Well, there are also more carbs in the Life Protection line than the Wilderness line (50% vs. 38%), but I agree that both are good foods that I would be comfortable feeding. At this point I would think puppy or adult food would be fine and I don't think it would make any huge difference either way.

It's no problem to give people food so long as it's healthy and/or in moderation. I don't make a big deal about Sydney getting a piece of popcorn someone dropped on the floor, but I usually try to stick to meaty foods when I give table scraps. Pretty much anything that isn't poisonous to dogs is ok IMO so long as it is given in moderation (I would avoid sugary things, though).


----------



## godfreygirl143 (Sep 27, 2011)

Thanks for the answers....they ease my mind on what I'm feeding Missy. I didn't mention treats before....but I've stopped buying ALL rawhide, and any of the treats and chews they sell for dogs. I just don't trust them anymore. The only thing I get for her is the Milk Bone Soft & Chewy treats....I keep them in a big jar and just break off a piece for her when training. That's one of the reasons I cook her things like sweet potatoes, give pumpkin and yogurt sometimes, etc. It gives her a break from the same dry food all the time. I think I'll get the Blue Wilderness next month and begin mixing it little by little with her puppy food to transfer her over to adult food. Oh....BTW....I always search online before I give her anything to see if it's good or bad. Sometimes I think I go a bit overboard....but maybe we all do. I'm more concerned with what *SHE* eats than what *I* eat. :-o :-D


----------



## Kathyy (Jun 15, 2008)

I was addicted to cute bone shaped biscuits for a long time too. The sweet potatoes and bits of meat are really better treats. Save some of the weekly liver for treats maybe. I miss shopping at the pet store for goodies for Max but really he is better off. 

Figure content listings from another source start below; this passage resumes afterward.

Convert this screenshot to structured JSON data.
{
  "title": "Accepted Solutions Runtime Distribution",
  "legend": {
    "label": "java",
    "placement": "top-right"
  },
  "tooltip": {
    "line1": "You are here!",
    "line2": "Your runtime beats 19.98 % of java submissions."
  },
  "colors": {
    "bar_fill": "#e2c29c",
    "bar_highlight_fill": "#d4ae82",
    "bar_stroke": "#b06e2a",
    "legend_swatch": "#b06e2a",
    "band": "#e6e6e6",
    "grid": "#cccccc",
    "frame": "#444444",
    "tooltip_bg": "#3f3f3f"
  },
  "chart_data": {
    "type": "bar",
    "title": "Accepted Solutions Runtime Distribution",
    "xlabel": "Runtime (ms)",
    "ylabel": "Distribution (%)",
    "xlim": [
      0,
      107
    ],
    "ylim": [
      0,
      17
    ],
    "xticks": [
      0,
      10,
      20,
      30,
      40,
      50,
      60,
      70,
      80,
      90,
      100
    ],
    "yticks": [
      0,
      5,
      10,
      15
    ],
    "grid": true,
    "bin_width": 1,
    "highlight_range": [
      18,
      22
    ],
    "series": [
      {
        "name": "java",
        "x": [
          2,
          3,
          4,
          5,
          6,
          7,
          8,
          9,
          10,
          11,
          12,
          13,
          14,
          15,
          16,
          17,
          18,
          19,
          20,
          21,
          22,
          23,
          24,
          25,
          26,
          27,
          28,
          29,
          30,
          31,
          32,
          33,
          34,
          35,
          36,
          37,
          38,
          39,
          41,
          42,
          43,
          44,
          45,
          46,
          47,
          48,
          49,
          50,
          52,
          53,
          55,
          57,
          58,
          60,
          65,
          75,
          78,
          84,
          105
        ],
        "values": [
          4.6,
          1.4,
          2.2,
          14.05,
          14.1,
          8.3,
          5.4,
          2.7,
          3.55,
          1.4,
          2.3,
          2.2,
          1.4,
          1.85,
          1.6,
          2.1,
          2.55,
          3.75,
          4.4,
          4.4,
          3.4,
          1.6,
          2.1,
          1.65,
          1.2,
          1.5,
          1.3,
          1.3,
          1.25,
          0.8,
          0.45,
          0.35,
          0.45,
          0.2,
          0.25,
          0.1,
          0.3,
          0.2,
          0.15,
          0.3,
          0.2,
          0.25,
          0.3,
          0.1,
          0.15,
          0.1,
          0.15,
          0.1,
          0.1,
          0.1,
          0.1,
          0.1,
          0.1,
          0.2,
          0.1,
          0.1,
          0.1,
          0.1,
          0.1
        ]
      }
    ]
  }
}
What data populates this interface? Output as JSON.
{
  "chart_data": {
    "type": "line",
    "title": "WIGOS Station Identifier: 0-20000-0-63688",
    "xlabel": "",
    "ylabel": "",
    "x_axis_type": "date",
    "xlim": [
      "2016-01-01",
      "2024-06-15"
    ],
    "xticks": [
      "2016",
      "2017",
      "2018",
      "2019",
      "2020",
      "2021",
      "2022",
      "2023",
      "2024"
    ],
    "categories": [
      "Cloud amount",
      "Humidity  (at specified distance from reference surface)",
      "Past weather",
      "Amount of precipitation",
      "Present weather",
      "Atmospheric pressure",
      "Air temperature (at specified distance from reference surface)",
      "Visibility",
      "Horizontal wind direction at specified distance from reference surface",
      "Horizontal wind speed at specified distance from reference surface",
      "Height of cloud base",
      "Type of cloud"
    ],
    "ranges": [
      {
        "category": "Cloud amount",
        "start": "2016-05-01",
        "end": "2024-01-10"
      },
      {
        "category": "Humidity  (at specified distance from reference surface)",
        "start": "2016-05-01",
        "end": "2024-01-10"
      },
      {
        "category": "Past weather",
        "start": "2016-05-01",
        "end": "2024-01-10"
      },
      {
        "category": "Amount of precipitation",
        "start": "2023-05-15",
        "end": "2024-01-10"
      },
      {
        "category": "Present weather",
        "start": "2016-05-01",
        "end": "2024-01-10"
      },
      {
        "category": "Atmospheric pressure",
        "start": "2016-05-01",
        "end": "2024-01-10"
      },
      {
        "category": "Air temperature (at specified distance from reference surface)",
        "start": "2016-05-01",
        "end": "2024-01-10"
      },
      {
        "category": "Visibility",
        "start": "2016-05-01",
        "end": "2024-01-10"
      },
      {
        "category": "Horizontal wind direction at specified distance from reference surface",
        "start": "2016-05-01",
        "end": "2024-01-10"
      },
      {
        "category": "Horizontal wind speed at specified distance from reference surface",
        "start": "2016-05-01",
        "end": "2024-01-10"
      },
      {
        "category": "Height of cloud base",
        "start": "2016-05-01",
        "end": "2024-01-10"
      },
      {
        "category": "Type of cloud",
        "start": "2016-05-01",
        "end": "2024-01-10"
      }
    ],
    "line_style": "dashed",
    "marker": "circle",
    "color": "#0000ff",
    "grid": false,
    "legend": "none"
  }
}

I forgot to mention that substituting about 25% of your fresh food calories for dog food calories is fine and won't mess up the basic nutritional goal of the dog food. Some say up to 50% but why risk it.


----------



## godfreygirl143 (Sep 27, 2011)

I know what you mean. I would go into our local PetCo for ONE thing and come out with treats galore for Missy, but no more!! Now if I want to get her something special I get a squeaky toy. She's now like a little kid when I come home from shopping thinking there HAS to be something for her in those bags. :-D
But, like you said, she's better off without the treats....I just don't trust them anymore. Even one of her favorites....it's a bone that screws off at each end and you get the round chew refills for them....she was chewing on it and I looked to discover part of the plastic on the disk on it was gone. I was horrified that she may have eaten it. I threw it away....I just don't think much of any of those are really safe. She also had a "cotton" rope bone...you know...the kind tied at both ends and frayed.....well, I kept finding pieces of that in her mouth and on the floor. It had to go too. SIGH!!!


----------



## roxiefoxie08 (Dec 15, 2011)

godfreygirl143 said:


> First, I'm sorry if this has already been asked and answered. I've been searching for almost an hour and it's hard to navigate here when searching....all kinds of posts that don't relate to what I want comes up. With that said....I love this site and it's been very helpful to me.
> 
> Now....my question: How long should I keep my 9 month old mini schnauzer/shih tzu on puppy food? She weights about 10 pounds and I think, at her age and breed, she's probably full grown by now. I have her on Blue Buffalo Life Protection Puppy Food now, but just went to the dog food review site and they gave Blue Buffalo Wilderness a FIVE star....what I'm getting only had four. (WHEW....it's SO confusing when wanting to feed the best!)
> 
> ...


transition from puppy to adult food at 1 year of age for small breeds i have two chis


----------



## godfreygirl143 (Sep 27, 2011)

Thanks....I'll keep her on puppy food until July....that's when she'll be 1 year old.


----------